Top 10 Posts for July 2018

A Twitter storm struck Worldcon 76 programming after schedules were emailed to participants, leading to July’s most-read post. Questions were raised about respect for people’s chosen pronouns (a byproduct of committee-created bios), participation by creators from LGBTQAI+ and POC backgrounds, and by new writers generally after complaints from some Hugo nominees who weren’t chosen for the program. Worldcon 76 chair Kevin Roche apologized, had the schedule taken offline, and accepted help from a team led by Mary Robinette Kowal recruited to fix the problems.

Highlights among last month’s most popular non-Scroll posts included Dr. Robin Reid’s detailed account of a visit to the Bodleian’s current Tolkien exhibit, and Heather Rose Jones’ advice to those trying to get on convention programming.

  1. Worldcon 76 Program Troubles
  2. Pixel Scroll 7/22/18 Insert Self-Referential Pixel Scroll Title Here
  3. Pixel Scroll 7/21/18 Number Five: Where Am I? Other Number Five: In The File.
  4. Pixel Scroll 7/19/18 And Then There Were 770
  5. Pixel Scroll 7/8/18 My Friend, Can Your Heart Stand The Shocking Facts Of Pixel Scrollers From Outer Space?
  6. Pixel Scroll 7/2/18 Bring Me The Pixel Of Scroll Charming!
  7. Pixel Scroll 7/27/18 Why Do Pixels Scroll? …Because They’re Made Of Wood?
  8. Pixel Scroll 7/23/18 A Double Negative Pixel
  9. Pixel Scroll 7/26/18 What Is The Law? Not To Reuse Titles, That Is The Law
  10. Pixel Scroll 7/20/18 The Pixie With the Moxie Is The Scroll That Is Droll

Scroll-Free Top 10

  1. Worldcon 76 Program Troubles
  2. 2017 Shirley Jackson Awards
  3. Kowal To Assist Changing Worldcon 76 Program
  4. Visiting Middle-earth
  5. Barkley — So Glad You (Didn’t) Ask: A Column of Unsolicited Opinions #32
  6. 2018 World Fantasy Award Nominations
  7. How To Get On Programming
  8. Update on Del Arroz Suit Against Worldcon 76
  9. Forgotten Sci-Fi Films
  10. Where To Find The 2018 Hugo Finalists For Free Online

3 thoughts on “Top 10 Posts for July 2018

  1. I apologize for being cranky in my last comment. The racial/gender politics divide that I noticed seems unique to the YA category. “Black Tides of Heaven” was really, really good and did some things that Ken Liu wished that he could do in the Grace of Kings series. I will be happy to read the author’s next thing. I put “All Systems Red” over it frankly because the Nebulas did and because Martha Wells showed and didn’t tell some of the themes of the first story. Also I went to a scholar-in-residence thing last weekend where the scholar used the word “prioritize” identity. Given the transgender context that’s a much better word than “prefer” and it’s what I meant.
    (The KM Szpara story. Not the worst on the list, which would be “Secret Life of Bots” which was just too cute, and I appreciate that he made it understandable to a hopeless cis person like me, but I had to forcefully remind myself that this was not porn. I thought about No Awarding this whole category and then I remembered that Aliette de Bodard has never won a Hugo.)

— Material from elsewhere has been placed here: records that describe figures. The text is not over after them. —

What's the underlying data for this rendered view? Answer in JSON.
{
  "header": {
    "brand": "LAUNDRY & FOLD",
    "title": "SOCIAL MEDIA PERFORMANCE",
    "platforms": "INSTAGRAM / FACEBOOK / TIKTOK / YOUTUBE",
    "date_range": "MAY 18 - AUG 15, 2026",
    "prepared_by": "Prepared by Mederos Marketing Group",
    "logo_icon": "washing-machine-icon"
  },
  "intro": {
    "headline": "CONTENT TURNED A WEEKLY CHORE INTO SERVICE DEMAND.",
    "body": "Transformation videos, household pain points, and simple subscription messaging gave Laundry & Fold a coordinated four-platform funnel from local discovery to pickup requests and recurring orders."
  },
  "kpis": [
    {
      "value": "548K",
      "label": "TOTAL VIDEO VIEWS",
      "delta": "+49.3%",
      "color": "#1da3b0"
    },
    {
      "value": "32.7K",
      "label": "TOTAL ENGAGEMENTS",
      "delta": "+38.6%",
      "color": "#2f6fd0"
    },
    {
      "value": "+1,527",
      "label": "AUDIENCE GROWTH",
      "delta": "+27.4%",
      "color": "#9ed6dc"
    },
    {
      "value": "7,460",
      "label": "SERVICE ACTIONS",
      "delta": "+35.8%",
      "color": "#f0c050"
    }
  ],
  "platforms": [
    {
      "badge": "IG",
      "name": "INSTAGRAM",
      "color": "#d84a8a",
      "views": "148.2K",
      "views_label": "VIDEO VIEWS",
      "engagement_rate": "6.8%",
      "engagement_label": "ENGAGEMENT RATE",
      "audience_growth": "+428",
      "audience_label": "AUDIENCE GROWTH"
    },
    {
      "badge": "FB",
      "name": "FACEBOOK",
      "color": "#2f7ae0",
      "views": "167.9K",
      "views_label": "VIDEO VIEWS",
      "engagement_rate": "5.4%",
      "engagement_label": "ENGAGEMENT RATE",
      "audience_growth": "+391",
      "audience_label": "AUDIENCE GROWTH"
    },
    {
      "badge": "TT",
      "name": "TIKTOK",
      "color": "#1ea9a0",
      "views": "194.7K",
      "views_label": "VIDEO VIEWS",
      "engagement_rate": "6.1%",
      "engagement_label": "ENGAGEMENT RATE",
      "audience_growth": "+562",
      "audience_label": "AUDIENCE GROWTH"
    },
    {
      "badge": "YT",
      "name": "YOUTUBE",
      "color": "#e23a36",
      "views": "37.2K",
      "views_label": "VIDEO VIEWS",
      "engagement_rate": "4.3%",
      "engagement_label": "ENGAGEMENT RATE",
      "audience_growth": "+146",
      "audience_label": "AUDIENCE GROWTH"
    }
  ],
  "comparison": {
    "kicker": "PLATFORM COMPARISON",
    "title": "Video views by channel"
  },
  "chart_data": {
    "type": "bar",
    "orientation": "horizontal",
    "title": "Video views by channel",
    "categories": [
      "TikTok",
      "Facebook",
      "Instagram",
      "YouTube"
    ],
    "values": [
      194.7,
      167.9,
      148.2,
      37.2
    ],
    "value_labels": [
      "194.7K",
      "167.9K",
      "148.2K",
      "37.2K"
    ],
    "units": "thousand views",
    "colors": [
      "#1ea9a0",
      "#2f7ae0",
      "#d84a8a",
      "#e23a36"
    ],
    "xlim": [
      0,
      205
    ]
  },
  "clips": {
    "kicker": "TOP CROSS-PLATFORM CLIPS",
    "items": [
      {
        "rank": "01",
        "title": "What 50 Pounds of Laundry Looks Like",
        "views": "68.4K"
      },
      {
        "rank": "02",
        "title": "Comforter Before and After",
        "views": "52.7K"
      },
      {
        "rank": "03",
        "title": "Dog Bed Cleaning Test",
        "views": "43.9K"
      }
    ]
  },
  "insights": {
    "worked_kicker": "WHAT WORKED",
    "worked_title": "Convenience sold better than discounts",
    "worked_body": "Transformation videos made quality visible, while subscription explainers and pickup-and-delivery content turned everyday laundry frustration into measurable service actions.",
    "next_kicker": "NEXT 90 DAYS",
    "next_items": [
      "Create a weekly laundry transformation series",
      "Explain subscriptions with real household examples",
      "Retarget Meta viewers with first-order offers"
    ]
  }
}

  2. The Journey was one of the Hugo Finalists who nearly lost a panel, and we also volunteered to staff/moderate queer-themed programming, so we were right in the middle of it all when it happened.

    I will say that WorldCon’s folks have been unfailingly polite, very responsive. I felt their solicitation for improved queer-themed programming was sincere, and we responded to it in kind (with three panel suggestions).

    My two cents (worth about one-and-a-half…)

    P.S. See you in San Jose!

  3. 4jkb4ia: I apologize for being cranky in my last comment. The racial/gender politics divide that I noticed seems unique to the YA category.

    I didn’t read your comment
    I am horrifyingly realizing in the middle of YA that what EPH may have done is just allow everybody to have a slot for their preferred identity instead of representing other kinds of diversity the way its creators hoped for it. That really tempts us the voters to just parcel out the votes so one of each demographic group gets something instead of thinking about what kind of common standard makes sense.

    as cranky. I just found it non-comprehensible, which is why I asked you to elaborate on it.

    I have no idea what you mean by “what EPH may have done is just allow everybody to have a slot for their preferred identity instead of representing other kinds of diversity the way its creators hoped for it.”

    I have no idea what you mean by “the racial/gender politics divide” in the YA category: I see six very popular YA books in that category, which reflect a wide range of subjects and styles, just as I see six very popular books which reflect a wide range of subjects and styles in the Novel category. And that is exactly the kind of diversity for which the supporters of the creation of a YA category were hoping.

    So I’m asking you to elaborate on this, so that I can understand what it is that you’re trying to say here.